I am in the midst of building a new Active Directory 2008 Domain. My organization is currently running on a AD2000 and the decision has been made to build a new AD instead of migrate our current AD to 2008 ADDS. We have an Exchange 2003 infrastructure and Team Foundation/Sharepoint server that are in the 2000 AD environment. I know the easiest route is to migrate up but the current AD was not built correctly and is having problems. For this reason the powers that be decided to build a new AD.
I know ADMT is one tool that I will need for this project but what other tools, resources, and books/articles can you suggest for such a project especially for moving Exchange from the old Domain to the New?
I'd encourage you to re-think the whole "rebuild" idea. There's nothing in the current AD domain that can't be "fixed" by migrating and cleaning it up.
If your decide that you have to rebuild it, you're going to need to do a PST migration of Exchange (since you're running on Exchange 2003 and can't do a cross-forest mailbox move).
Basically, this involves using ExMerge to export all the contents of the original Exchange Information Store to PST files. After you've created the new AD and new user accounts (either using ADMT or "by hand"), you'll import those PSTs back into the new Exchange IS. Finally, you'll need to use something like ADSIEDIT or a script to add an X500 address proxy to each user account that matches the "legacyExchangeDN" attribute that was assigned to their user accounts in the old domain to insure that replies to imported emails function properly (see http://blogs.technet.com/sbs/archive/2009/05/21/cannot-reply-to-old-emails-or-modify-old-calendar-items-after-pst-mail-migration.aspx for details).
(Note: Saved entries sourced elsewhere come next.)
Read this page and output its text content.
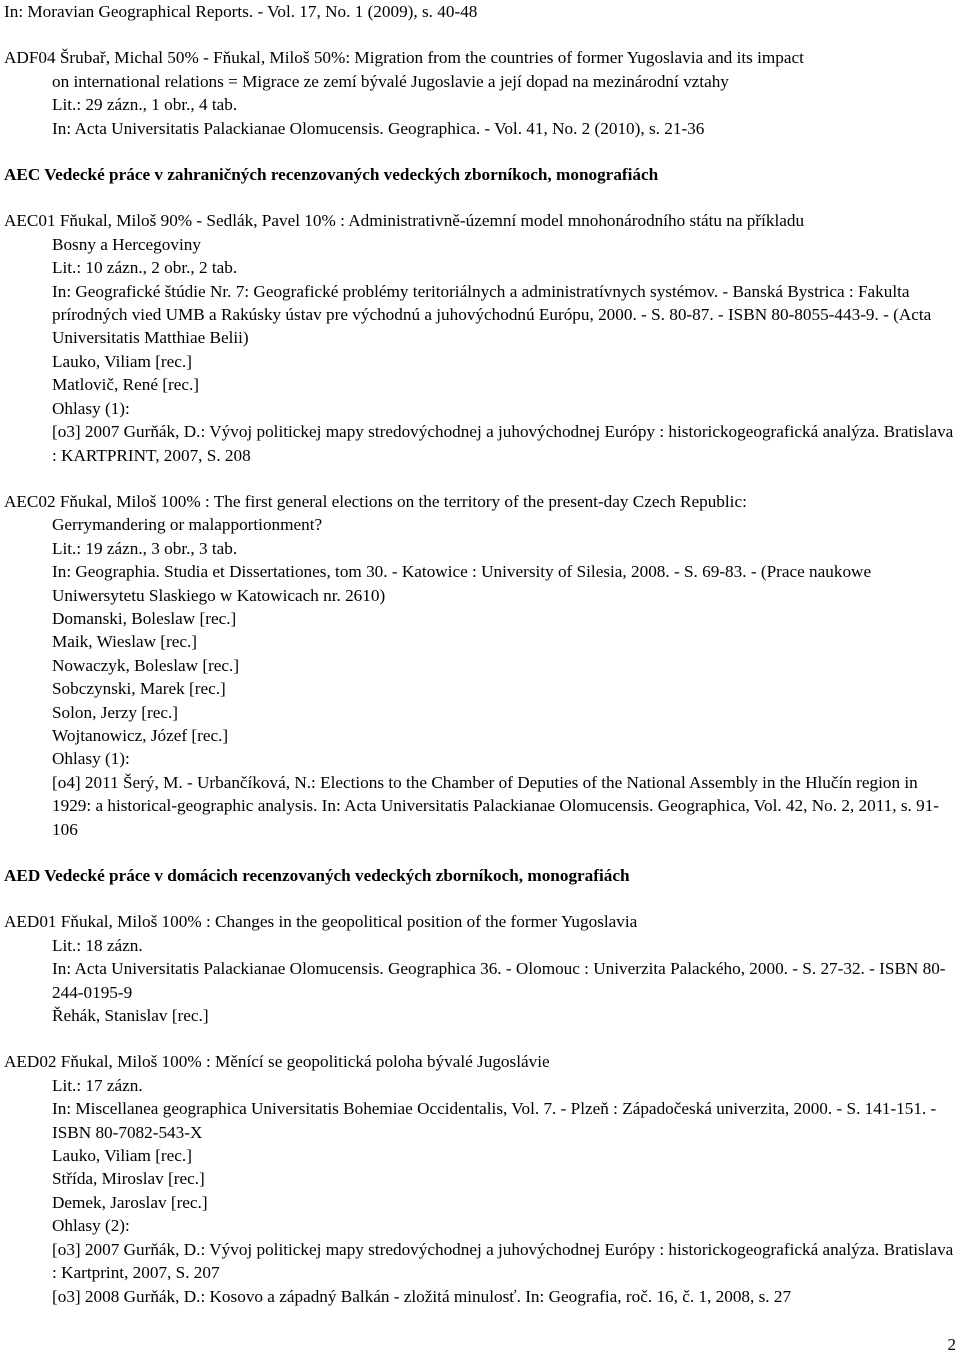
In: Moravian Geographical Reports. - Vol. 17, No. 1 (2009), s. 40-48
ADF04 Šrubař, Michal 50% - Fňukal, Miloš 50%: Migration from the countries of former Yugoslavia and its impact
on international relations = Migrace ze zemí bývalé Jugoslavie a její dopad na mezinárodní vztahy
Lit.: 29 zázn., 1 obr., 4 tab.
In: Acta Universitatis Palackianae Olomucensis. Geographica. - Vol. 41, No. 2 (2010), s. 21-36
AEC Vedecké práce v zahraničných recenzovaných vedeckých zborníkoch, monografiách
AEC01 Fňukal, Miloš 90% - Sedlák, Pavel 10% : Administrativně-územní model mnohonárodního státu na příkladu
Bosny a Hercegoviny
Lit.: 10 zázn., 2 obr., 2 tab.
In: Geografické štúdie Nr. 7: Geografické problémy teritoriálnych a administratívnych systémov. - Banská Bystrica : Fakulta prírodných vied UMB a Rakúsky ústav pre východnú a juhovýchodnú Európu, 2000. - S. 80-87. - ISBN 80-8055-443-9. - (Acta Universitatis Matthiae Belii)
Lauko, Viliam [rec.]
Matlovič, René [rec.]
Ohlasy (1):
[o3] 2007 Gurňák, D.: Vývoj politickej mapy stredovýchodnej a juhovýchodnej Európy : historickogeografická analýza. Bratislava : KARTPRINT, 2007, S. 208
AEC02 Fňukal, Miloš 100% : The first general elections on the territory of the present-day Czech Republic:
Gerrymandering or malapportionment?
Lit.: 19 zázn., 3 obr., 3 tab.
In: Geographia. Studia et Dissertationes, tom 30. - Katowice : University of Silesia, 2008. - S. 69-83. - (Prace naukowe Uniwersytetu Slaskiego w Katowicach nr. 2610)
Domanski, Boleslaw [rec.]
Maik, Wieslaw [rec.]
Nowaczyk, Boleslaw [rec.]
Sobczynski, Marek [rec.]
Solon, Jerzy [rec.]
Wojtanowicz, Józef [rec.]
Ohlasy (1):
[o4] 2011 Šerý, M. - Urbančíková, N.: Elections to the Chamber of Deputies of the National Assembly in the Hlučín region in 1929: a historical-geographic analysis. In: Acta Universitatis Palackianae Olomucensis. Geographica, Vol. 42, No. 2, 2011, s. 91-106
AED Vedecké práce v domácich recenzovaných vedeckých zborníkoch, monografiách
AED01 Fňukal, Miloš 100% : Changes in the geopolitical position of the former Yugoslavia
Lit.: 18 zázn.
In: Acta Universitatis Palackianae Olomucensis. Geographica 36. - Olomouc : Univerzita Palackého, 2000. - S. 27-32. - ISBN 80-244-0195-9
Řehák, Stanislav [rec.]
AED02 Fňukal, Miloš 100% : Měnící se geopolitická poloha bývalé Jugoslávie
Lit.: 17 zázn.
In: Miscellanea geographica Universitatis Bohemiae Occidentalis, Vol. 7. - Plzeň : Západočeská univerzita, 2000. - S. 141-151. - ISBN 80-7082-543-X
Lauko, Viliam [rec.]
Střída, Miroslav [rec.]
Demek, Jaroslav [rec.]
Ohlasy (2):
[o3] 2007 Gurňák, D.: Vývoj politickej mapy stredovýchodnej a juhovýchodnej Európy : historickogeografická analýza. Bratislava : Kartprint, 2007, S. 207
[o3] 2008 Gurňák, D.: Kosovo a západný Balkán - zložitá minulosť. In: Geografia, roč. 16, č. 1, 2008, s. 27
2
Again: Re-think doing this "rebuild" versus migration. Acouple of hours with a competent AD consultant would be all you'd need to idenfity the problems in the current domain and plan for "fixes" as you upgrade to W2K8. You wouldn't need to go thru any of these gyrations with your email and you'll end up spending less time and money for what amounts to a cleaner, better solution.
It's an interesting approach; I wonder if the powers that be are aware of how much work and hassle will be involved in this. Then again, depending on how badly broken it is, and the size of your user base (which I gather from your previous post is rather small) it may well be the right way. If it was me I would definitely be looking to exhaust all possible alternatives before definitely committing to the new build, however.
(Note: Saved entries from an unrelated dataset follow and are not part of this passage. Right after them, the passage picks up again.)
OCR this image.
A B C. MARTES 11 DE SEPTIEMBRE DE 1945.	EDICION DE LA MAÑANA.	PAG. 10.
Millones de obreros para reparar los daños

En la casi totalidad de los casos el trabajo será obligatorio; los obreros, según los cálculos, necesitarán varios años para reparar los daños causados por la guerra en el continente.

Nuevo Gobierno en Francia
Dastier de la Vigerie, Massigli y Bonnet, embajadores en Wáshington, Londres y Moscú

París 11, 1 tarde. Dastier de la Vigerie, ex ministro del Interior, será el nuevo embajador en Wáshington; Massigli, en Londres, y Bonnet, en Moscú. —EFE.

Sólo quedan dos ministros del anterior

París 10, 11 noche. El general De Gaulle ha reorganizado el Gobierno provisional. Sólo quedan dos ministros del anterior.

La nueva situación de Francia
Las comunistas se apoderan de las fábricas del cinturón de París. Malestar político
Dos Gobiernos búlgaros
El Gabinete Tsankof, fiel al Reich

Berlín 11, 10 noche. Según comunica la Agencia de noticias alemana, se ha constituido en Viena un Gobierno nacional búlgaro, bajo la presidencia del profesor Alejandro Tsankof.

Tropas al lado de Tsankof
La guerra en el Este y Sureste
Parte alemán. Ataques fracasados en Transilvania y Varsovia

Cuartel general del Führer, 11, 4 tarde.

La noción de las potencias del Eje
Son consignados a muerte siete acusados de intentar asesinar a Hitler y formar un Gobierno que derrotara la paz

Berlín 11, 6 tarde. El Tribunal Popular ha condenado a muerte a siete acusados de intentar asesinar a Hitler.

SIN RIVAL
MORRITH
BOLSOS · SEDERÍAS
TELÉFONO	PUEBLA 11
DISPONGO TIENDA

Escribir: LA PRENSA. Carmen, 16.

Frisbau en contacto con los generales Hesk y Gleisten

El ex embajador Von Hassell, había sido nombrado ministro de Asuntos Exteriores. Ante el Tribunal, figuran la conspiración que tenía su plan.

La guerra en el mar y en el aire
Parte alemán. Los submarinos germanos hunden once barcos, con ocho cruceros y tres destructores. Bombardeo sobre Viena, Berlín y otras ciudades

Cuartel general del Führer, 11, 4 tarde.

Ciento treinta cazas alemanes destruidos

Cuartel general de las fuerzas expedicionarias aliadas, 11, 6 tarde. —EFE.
I gather from your previous post that you have a multi-forest environment, so an alternative option would be to just migrate the users, computers, services, etc from the other forests back into a single central domain. Even just dropping and setting these up from scratch would be a hell of a lot less hassle than recreating everything from scratch.
Then again, as you said, the powers that be have made the decision, so there might not be anything at all you can do to change this.
For Exchange the only really sensible migration method for you is to use exmerge to dump out your mailboxes to PSTs, then import them back in, either via Outlook import or exmerge again. Be aware however that you'll lose single-instance storage by doing this, but also be aware that losing single-instance storage may not be that big a deal.
There are also limits with exmerge; I haven't seen more recent versions but the last time I used it (Ex 2003) it didn't support Unicode PST exports, meaning that there is a 2GB PST size limit. Other practical considerations such as loss of SIS and general PST overhead may mean that for any mailbox over 1 GB you'll need to export from Outlook.